The parallel range join
method uses a join index to determine the ranges of rows between the
tables that can be joined in parallel. The parallel range join method
requires you to create a join index on the columns to be joined in
the tables that you want to merge. The join index divides the two
tables into a specified number of near-equal parts, or ranges, based
on matching values between the join columns. The Parallel Join facility
recognizes the ranges of rows that contain matching values between
the join columns, and then uses concurrent join threads to join the
rows in parallel. The SPD Server parallel sort then sorts the rows
within a range.
The parallel range join
method can be performed only on tables that are in the same domain.

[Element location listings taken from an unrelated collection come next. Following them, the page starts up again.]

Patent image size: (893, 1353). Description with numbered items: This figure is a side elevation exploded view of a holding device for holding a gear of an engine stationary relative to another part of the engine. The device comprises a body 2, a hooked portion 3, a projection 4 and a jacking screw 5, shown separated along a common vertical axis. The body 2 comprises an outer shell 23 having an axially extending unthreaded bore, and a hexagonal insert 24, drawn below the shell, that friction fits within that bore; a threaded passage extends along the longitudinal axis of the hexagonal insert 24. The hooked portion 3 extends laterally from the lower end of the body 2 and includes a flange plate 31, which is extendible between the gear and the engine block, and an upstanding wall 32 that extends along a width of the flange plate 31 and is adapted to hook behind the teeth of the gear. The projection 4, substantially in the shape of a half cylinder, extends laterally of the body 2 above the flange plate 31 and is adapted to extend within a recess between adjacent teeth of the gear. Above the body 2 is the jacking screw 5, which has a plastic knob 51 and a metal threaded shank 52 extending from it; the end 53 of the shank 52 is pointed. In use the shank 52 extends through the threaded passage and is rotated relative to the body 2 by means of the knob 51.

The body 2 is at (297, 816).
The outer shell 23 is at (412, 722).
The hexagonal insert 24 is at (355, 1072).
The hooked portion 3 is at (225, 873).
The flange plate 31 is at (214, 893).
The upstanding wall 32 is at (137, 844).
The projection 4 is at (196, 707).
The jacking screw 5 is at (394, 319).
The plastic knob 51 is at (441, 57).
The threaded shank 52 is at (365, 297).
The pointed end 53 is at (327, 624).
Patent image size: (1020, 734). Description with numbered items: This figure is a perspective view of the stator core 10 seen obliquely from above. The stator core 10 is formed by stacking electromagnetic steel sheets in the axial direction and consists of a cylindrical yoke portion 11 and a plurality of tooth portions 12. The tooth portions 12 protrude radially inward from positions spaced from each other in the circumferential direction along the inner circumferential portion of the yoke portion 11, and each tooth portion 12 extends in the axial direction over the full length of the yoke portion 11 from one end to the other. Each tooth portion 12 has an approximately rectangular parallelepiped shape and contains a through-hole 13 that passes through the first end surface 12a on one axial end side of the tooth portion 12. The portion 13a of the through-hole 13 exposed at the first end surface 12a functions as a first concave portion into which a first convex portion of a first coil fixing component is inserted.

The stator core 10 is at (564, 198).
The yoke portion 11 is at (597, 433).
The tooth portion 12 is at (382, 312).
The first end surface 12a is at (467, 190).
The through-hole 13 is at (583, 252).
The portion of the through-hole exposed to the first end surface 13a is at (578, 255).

If either of the two tables are updated after the join index is created,
the join index must be rebuilt before the parallel range join method
can be used. The parallel range join method performs best when the
columns of the tables that are being joined are sorted. If the columns
are not relatively sorted, then the concurrent join threads can cause
processor thrashing. Processor thrashing occurs when unsorted rows
in a table require SPD Server to perform increasingly larger table
row scans, which can consume processor resources at a high rate during
concurrent join operations.
More detailed information
about creating join indexes is available in Chapter 17, "SAS Scalable
Performance Data (SPD) Server Index Utility Ixutil," of the
SAS Scalable Performance Data (SPD) Server 4.5: Administrator's Guide.
How does the SPD Server
Parallel Join facility choose between the sort-merge method and the
range join method? If a join index is available for the tables to
be joined, the Parallel Join facility chooses the parallel range join
method. If a join index does not exist, or if the join index has not
been rebuilt since a table was updated, the Parallel Join facility
defaults to using the parallel sort-merge method.